Savaş, ancak, sömürgeci ülkeler, gelir akışı yavaşlamış derin devletler, silah baronları, faiz spekülatörleri ve bazı merkez bankalarının, varlıklarını ve servet artışlarını sürdürebilmeleri için bir zorunluluktur.

Geçmişte yalnızca askerler arasında gerçekleşen cephe savaşlarının yerini, günümüzde hava saldırıları ve kitle imha yöntemleri kullanılan savaşlar aldı. O nedenle bundan sonraki savaşlarda kitlesel sivil zayiatları kaçınılmazdır. Dolayısıyla, bugün gerekçesi ne olursa olsun, bir savaşı başlatmak veya savaşa katılma kararı vermek, binlerce masum insanın katledilmesi kararını almak demektir.

Yaşam hakkı, kişi hak ve hürriyetlerine ilişkin bütün uluslararası sözleşmelerin değişmez maddesidir.
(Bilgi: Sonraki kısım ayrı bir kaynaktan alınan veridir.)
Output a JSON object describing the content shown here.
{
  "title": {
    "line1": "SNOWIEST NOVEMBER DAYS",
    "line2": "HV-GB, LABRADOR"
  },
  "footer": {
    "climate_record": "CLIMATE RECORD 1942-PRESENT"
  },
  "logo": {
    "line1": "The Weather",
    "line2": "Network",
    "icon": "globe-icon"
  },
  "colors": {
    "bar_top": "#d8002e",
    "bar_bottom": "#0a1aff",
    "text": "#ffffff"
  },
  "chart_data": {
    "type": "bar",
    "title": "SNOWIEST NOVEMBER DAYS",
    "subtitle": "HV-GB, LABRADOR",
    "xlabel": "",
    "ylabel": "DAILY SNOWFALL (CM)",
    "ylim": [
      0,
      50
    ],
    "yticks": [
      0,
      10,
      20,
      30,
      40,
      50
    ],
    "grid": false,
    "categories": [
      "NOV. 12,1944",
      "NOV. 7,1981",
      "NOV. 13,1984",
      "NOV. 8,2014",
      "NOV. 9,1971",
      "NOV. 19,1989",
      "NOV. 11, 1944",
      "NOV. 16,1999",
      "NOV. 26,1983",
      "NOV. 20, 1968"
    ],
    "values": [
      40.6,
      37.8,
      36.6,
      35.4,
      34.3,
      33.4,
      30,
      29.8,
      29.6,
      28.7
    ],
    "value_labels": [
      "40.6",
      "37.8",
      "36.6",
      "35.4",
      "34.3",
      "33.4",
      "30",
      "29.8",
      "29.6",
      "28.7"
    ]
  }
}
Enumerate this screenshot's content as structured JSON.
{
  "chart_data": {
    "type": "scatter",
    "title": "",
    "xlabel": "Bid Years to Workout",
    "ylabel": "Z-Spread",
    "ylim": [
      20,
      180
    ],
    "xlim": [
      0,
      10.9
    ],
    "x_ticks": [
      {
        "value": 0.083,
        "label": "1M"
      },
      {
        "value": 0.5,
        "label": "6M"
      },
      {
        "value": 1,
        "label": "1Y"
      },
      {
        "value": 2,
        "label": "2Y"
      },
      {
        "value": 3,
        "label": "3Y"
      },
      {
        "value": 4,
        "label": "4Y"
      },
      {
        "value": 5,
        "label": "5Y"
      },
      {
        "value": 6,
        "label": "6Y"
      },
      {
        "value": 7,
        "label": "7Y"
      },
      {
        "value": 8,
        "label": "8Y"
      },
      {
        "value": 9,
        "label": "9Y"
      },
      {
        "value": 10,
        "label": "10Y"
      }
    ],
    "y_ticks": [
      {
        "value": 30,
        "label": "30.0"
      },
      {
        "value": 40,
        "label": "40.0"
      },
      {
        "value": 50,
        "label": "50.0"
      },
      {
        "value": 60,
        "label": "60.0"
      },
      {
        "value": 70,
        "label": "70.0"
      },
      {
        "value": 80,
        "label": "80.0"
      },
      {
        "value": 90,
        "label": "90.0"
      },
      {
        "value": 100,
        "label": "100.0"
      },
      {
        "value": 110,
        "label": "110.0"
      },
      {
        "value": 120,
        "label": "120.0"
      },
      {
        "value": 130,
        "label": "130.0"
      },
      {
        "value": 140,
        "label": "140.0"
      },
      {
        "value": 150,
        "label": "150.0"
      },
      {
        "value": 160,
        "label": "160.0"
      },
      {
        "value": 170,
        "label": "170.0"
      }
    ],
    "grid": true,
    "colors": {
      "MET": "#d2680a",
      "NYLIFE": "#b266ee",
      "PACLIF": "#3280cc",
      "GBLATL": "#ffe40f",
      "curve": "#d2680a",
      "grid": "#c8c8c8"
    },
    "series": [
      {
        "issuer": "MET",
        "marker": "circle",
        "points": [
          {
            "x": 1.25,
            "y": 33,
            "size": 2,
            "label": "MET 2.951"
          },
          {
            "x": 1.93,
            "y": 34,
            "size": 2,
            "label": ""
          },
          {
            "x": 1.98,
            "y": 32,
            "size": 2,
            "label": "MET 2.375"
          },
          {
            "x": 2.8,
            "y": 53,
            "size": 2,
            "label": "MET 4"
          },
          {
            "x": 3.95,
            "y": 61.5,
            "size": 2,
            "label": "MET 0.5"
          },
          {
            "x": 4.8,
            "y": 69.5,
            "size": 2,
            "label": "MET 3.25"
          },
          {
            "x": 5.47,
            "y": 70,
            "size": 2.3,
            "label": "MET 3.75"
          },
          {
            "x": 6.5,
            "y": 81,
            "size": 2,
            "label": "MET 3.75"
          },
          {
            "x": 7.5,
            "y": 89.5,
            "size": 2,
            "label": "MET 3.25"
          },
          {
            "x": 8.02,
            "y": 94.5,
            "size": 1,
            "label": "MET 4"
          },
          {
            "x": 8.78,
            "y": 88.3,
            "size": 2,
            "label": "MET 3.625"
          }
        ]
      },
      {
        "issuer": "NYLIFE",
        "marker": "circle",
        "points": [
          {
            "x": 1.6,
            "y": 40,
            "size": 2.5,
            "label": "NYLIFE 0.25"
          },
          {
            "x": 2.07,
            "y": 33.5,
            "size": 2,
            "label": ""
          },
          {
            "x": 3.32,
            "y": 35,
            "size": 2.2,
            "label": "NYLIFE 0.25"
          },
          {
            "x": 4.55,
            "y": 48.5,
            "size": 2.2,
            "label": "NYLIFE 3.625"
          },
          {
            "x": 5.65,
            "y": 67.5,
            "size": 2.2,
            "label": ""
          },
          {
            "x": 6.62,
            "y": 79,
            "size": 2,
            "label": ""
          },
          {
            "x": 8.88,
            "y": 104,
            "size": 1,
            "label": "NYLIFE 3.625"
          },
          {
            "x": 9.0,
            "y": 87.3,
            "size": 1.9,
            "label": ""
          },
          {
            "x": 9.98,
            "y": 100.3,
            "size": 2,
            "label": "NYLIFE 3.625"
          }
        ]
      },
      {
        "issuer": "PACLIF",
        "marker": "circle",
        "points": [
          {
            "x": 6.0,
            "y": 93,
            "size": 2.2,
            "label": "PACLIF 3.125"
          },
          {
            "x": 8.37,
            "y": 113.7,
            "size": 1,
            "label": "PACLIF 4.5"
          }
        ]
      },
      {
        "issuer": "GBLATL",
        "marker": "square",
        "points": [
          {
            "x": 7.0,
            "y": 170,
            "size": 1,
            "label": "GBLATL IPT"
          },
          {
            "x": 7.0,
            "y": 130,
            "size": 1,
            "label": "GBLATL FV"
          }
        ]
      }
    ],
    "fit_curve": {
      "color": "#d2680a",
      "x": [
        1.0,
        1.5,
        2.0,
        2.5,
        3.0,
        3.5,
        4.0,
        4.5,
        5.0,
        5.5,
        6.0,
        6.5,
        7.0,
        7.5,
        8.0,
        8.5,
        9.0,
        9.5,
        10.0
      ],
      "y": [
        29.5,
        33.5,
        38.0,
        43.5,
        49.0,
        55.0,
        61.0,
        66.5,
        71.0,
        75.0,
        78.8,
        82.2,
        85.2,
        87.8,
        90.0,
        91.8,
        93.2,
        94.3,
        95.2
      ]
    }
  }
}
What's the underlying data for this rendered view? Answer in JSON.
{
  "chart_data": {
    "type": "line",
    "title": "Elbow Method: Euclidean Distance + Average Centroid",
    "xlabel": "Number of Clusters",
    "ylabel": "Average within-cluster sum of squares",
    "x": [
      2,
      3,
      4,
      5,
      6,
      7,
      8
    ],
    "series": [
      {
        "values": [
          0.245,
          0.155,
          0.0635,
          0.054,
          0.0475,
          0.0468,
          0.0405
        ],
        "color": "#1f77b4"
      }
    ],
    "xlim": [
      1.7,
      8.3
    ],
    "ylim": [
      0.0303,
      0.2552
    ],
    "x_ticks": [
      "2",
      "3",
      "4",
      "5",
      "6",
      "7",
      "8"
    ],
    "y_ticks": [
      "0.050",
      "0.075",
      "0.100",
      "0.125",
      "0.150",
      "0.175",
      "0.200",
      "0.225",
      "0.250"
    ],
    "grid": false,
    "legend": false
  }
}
Yaşam hakkını ihlal ise, bütün hukuk düzenlerince idam, müebbet hapis, ağırlaştırılmış müebbet hapis gibi en ağır yaptırımlarla cezalandırılan, ahlakdışı, vicdan dışı, hukuk dışı bir eylemdir. Kitlesel can kaybı anlamına gelecek olan savaş kıvılcımları ateşlemek, ihtilafları, gerilimleri, kargaşaları, çatışmaları körüklemek çok büyük bir akıl tutulması olur.

Bu nedenle, en küçük bir savaş gerekçesini bile diplomatik ve barışçıl çözümlerle hızla ortadan kaldırmak gerekir.

Bu ise bir ütopya değil, kaçınılmaz bir gerçektir. Dünyada halihazırda yaşanan paylaşım mücadelesinde sevgisizlik, şefkat eksikliği var. İnsanlarla iletişimi, ilimle ve diplomasiyle değil şiddetle çözmeye çalışıyorlar. Halbuki insanlarla konuşmak gayet kolaydır ve insanları öldürerek sonuç elde etmeye çalışan bir sistemden çıkmak da aynı şekilde. Tabi ki bir anda elde edilecek bir şey olmayabilir ama bir kişiden ne olur demeyip vicdan sahibi herkes bu konuda birbirine destek vermeli ve toplanıp legal protestolar yapmalıdır. Uluslararası kamuoyunun, basının, sivil toplum örgütlerinin bir araya gelerek savaş lobilerine karşı tek bir ses olma vakti gelmiştir. Artık bu akan kan durmalıdır. 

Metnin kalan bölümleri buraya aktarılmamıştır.